For junior faculty and staff physicians who have the opportunity to work with mentors, the “managing up” model described by Zerzan et al20 provides an approach that equips the mentee to get the most helpful feedback from the mentor by taking ownership of the process. Also, the shortage of available senior mentors in hospital medicine suggests that alternative models of mentorship (ie, peer, group, and distance) may need to be explored as potential solutions to enhancing mentorship.21
Our study has several limitations. First, all staff physician and junior faculty respondents were from 1 division of an academic medical center that in the process of the study became 2 divisions. Because the Hospitalist Division was just becoming separate from the General and Community Pediatrics Division, the mentoring experiences between general pediatricians and hospitalists were not discernibly different. Although qualitative research does not aim for generalizability, our findings may nonetheless be transferable to other pediatric departments or departments in other disciplines to guide development or improvement of mentoring programs. Second, although our sample of junior faculty and staff physicians was robust for a qualitative study, our experienced mentor group was small. Third, we did not attempt to document outcomes or assess any particular program, but key themes identified may be used to inform future mentoring initiatives.

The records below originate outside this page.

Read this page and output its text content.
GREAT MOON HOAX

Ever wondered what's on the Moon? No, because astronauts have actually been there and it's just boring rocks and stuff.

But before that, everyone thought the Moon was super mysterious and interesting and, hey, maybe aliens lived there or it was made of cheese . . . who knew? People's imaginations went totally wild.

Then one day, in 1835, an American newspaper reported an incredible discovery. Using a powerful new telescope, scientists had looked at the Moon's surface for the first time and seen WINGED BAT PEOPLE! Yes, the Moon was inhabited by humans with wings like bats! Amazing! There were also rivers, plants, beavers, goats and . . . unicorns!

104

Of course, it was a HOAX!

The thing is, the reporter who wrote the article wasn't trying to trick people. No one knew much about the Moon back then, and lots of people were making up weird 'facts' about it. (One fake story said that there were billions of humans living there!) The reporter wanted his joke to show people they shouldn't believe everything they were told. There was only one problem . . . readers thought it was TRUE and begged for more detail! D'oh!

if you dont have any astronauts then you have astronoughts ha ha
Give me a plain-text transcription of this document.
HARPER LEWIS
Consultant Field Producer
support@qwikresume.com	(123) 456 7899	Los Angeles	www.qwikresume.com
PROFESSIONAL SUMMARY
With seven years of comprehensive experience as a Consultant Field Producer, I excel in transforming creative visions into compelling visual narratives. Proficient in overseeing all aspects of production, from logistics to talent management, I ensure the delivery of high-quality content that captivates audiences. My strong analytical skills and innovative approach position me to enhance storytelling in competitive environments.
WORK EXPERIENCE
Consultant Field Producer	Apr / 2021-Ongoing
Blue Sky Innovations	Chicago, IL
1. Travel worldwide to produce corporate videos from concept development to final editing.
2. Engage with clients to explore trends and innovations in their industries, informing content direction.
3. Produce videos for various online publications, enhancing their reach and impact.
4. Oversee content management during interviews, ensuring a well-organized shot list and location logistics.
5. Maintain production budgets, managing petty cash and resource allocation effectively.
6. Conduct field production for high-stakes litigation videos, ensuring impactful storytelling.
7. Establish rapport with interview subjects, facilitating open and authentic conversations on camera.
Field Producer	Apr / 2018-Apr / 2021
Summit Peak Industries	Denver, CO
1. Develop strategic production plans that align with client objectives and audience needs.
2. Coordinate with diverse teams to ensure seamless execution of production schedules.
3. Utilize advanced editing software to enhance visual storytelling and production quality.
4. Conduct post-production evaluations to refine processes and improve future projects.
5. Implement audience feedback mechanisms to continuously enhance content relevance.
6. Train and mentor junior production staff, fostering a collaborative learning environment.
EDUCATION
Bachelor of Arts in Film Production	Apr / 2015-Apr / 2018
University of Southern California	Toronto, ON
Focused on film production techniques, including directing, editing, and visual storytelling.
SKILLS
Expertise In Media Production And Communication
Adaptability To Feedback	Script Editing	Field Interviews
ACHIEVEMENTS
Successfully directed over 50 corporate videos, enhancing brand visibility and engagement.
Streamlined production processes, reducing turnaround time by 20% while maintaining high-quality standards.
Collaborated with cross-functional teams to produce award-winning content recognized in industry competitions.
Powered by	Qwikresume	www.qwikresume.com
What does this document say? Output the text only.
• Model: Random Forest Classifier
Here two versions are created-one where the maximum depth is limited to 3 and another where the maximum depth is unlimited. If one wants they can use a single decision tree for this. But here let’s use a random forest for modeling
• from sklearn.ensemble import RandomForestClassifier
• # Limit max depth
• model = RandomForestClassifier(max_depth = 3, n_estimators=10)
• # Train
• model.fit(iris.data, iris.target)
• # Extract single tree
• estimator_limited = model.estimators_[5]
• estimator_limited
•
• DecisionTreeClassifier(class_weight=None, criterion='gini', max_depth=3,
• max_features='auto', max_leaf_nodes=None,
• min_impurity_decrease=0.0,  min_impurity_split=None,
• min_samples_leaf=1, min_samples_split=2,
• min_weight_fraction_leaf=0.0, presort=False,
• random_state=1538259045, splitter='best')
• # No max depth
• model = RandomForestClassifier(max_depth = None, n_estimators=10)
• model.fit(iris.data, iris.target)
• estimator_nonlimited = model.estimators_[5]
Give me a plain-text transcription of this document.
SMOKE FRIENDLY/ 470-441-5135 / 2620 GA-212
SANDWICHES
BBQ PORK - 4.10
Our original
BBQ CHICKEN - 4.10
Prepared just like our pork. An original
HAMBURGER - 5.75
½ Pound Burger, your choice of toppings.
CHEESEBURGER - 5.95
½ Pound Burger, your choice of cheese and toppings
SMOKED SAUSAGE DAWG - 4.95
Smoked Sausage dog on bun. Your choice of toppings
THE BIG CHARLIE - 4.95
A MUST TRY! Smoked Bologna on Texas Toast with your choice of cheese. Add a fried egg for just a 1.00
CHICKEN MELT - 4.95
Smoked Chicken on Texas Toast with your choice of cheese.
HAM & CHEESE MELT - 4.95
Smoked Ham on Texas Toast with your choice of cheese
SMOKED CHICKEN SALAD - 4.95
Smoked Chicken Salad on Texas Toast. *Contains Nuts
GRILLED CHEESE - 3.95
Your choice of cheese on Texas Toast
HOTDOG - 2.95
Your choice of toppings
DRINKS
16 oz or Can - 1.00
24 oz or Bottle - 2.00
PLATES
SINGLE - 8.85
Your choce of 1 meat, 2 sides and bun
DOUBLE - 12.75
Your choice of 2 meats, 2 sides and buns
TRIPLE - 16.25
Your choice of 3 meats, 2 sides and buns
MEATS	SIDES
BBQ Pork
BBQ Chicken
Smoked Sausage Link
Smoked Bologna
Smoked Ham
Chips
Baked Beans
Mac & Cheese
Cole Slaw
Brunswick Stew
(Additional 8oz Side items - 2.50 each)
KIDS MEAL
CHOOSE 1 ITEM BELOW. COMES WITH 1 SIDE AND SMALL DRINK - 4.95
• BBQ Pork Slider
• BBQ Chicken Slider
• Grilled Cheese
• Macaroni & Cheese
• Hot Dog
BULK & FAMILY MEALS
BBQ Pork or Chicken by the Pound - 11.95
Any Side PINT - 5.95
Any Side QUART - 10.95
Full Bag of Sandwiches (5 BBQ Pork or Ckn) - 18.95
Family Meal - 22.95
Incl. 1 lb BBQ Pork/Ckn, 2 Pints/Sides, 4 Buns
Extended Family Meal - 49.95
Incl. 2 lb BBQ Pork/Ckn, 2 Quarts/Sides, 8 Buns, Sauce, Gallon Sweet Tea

Developing academic physicians to their utmost potential is critical for advancement in academic medicine. Hospital medicine, as a rapidly developing pediatric specialty, is well-positioned to implement mentoring standards to ensure clinical physicians are mentored in academic pursuits, thus optimizing the potential beneficial impact for individuals, families, learners, and institutions.
Special thanks to Janet Schultz, PhD, Director of Graduate Psychology at Xavier University, Cincinnati, Ohio, and to Brian Matevia, MDiv, Chaplain Research Assistant at Cincinnati Children’s Hospital Medical Center for their help coding the transcripts. Special thanks to Constance Baldwin, PhD, Professor of Pediatrics, University of Rochester Medical Center, and Raymond Baker, MD, MEd, Professor Emeritus of Pediatrics, Cincinnati Children’s Hospital Medical Center, for their editorial feedback. Very special thanks to the junior faculty, staff physicians, and experienced mentors who were willing to be interviewed for this study.
FINANCIAL DISCLOSURE: The authors have indicated they have no financial relationships relevant to this article to disclose.
FUNDING: No external funding.
POTENTIAL CONFLICT OF INTEREST: The authors have indicated they have no potential conflicts of interest to disclose.